Clinical and genetic analysis of a family with myopathy caused by an FHL1 gene variant.
Shuyi Zhang, Xiaoli Cao, Xianghong Wu, Wen Huang
Abstract
Open AccessBackground: Variants in the FHL1 gene are associated with a spectrum of rare X-linked hereditary myopathies. This study describes the clinical presentation and genetic basis of a novel FHL1 variant identified in a Chinese family with an inherited myopathy, aiming to delineate its phenotypic and genotypic characteristics. Methods: Clinical data were collected from two symptomatic family members. The proband underwent a muscle biopsy. Genetic analysis was performed using whole-exome sequencing and Sanger sequencing of peripheral blood DNA. Bioinformatic tools were employed to predict the pathogenicity of the variant and its impact on protein structure and stability. Wild-type and mutant FHL1 constructs were transfected into 293 T cells to compare mRNA and protein expression levels via quantitative PCR and Western blot. Results: Affected family members exhibited progressive lower limb weakness and muscle atrophy. Muscle biopsy revealed mild myopathic changes without reducing bodies.
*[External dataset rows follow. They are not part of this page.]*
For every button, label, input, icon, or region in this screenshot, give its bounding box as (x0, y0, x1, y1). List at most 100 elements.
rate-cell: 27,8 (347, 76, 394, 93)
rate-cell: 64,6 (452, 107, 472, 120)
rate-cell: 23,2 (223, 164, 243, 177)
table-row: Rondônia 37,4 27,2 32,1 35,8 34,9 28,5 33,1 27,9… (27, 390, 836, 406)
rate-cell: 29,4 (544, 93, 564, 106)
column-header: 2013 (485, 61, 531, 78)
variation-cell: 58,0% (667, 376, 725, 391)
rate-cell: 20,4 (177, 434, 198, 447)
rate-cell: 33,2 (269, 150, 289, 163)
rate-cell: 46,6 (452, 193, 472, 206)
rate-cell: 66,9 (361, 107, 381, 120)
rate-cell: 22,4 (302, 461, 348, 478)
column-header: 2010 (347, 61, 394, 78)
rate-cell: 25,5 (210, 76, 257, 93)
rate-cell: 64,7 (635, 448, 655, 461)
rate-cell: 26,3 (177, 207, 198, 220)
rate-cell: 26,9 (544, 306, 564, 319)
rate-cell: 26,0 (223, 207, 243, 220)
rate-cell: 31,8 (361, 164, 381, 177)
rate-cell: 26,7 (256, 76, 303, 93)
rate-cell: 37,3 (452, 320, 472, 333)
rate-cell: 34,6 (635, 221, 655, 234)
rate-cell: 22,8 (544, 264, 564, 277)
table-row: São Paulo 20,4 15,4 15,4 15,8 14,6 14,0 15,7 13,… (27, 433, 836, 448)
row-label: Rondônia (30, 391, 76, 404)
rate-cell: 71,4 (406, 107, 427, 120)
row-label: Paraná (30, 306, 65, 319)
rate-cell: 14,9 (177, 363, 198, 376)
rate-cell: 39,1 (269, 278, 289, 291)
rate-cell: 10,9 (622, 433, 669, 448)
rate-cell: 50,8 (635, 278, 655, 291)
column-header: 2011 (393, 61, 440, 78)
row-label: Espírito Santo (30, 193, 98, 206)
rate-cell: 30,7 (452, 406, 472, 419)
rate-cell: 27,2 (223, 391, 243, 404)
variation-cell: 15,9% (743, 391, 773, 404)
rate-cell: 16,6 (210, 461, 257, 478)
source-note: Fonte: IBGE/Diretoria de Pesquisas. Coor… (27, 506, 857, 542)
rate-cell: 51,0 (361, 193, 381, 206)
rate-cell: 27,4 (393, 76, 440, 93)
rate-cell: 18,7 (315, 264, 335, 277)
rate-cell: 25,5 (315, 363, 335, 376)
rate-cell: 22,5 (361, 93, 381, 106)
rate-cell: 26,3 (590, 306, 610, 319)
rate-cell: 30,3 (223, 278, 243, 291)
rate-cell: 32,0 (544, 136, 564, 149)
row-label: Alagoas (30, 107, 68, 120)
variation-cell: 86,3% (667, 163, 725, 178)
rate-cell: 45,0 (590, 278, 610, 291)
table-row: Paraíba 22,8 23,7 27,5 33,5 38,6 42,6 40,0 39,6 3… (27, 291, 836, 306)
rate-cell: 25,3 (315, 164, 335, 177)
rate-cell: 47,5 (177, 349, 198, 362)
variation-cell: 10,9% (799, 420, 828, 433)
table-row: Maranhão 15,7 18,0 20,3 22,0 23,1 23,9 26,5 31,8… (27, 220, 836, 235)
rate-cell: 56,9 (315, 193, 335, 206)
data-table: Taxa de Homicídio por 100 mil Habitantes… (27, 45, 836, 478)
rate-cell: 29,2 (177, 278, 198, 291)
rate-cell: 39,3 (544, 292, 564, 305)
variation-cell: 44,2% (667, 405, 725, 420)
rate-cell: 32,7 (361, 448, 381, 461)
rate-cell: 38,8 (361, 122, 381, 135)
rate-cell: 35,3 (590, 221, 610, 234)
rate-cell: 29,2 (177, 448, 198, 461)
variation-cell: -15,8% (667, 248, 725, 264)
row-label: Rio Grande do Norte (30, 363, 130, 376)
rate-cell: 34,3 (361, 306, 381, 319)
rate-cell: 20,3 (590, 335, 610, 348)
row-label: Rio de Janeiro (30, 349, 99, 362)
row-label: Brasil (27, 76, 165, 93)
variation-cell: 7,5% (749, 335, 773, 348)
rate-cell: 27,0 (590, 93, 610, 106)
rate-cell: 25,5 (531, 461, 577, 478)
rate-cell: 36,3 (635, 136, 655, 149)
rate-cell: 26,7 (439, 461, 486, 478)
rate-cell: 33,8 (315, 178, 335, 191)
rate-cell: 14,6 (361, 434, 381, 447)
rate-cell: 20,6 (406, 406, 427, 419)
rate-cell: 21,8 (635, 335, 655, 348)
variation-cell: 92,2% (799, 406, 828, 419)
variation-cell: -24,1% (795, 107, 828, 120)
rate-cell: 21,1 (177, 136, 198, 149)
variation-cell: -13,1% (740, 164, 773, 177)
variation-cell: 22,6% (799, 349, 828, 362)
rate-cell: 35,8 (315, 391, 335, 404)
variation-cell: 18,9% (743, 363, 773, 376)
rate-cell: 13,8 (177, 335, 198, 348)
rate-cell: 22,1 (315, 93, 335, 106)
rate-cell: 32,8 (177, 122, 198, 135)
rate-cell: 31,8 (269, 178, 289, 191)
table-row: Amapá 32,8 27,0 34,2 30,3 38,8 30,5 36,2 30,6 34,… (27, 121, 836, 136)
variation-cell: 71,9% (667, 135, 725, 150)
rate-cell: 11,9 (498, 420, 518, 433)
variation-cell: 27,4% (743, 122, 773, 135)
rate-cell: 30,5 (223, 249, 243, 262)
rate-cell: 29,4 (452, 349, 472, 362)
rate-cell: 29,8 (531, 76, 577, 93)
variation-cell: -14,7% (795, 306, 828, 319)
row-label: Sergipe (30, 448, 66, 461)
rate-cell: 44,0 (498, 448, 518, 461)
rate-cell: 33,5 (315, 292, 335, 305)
A heterozygous FHL1 c.505T>C (p.C169R) variant was identified in the proband and other affected family members, while her nephew carried a hemizygous variant. Bioinformatics analysis predicted the variant to be damaging, and structural analysis indicated altered secondary structure and reduced protein stability. While mRNA levels remained unchanged in transfected 293 T cells, mutant FHL1 protein expression was significantly reduced in this heterologous system. Conclusion: The FHL1 c.505T>C (p.C169R) variant is likely pathogenic and associated with a familial myopathy. The reduction in mutant protein expression may contribute to the disease mechanism. This finding expands the spectrum of FHL1-related myopathy reported in the Chinese population and underscores the importance of integrated genetic and clinical analyses for diagnosis.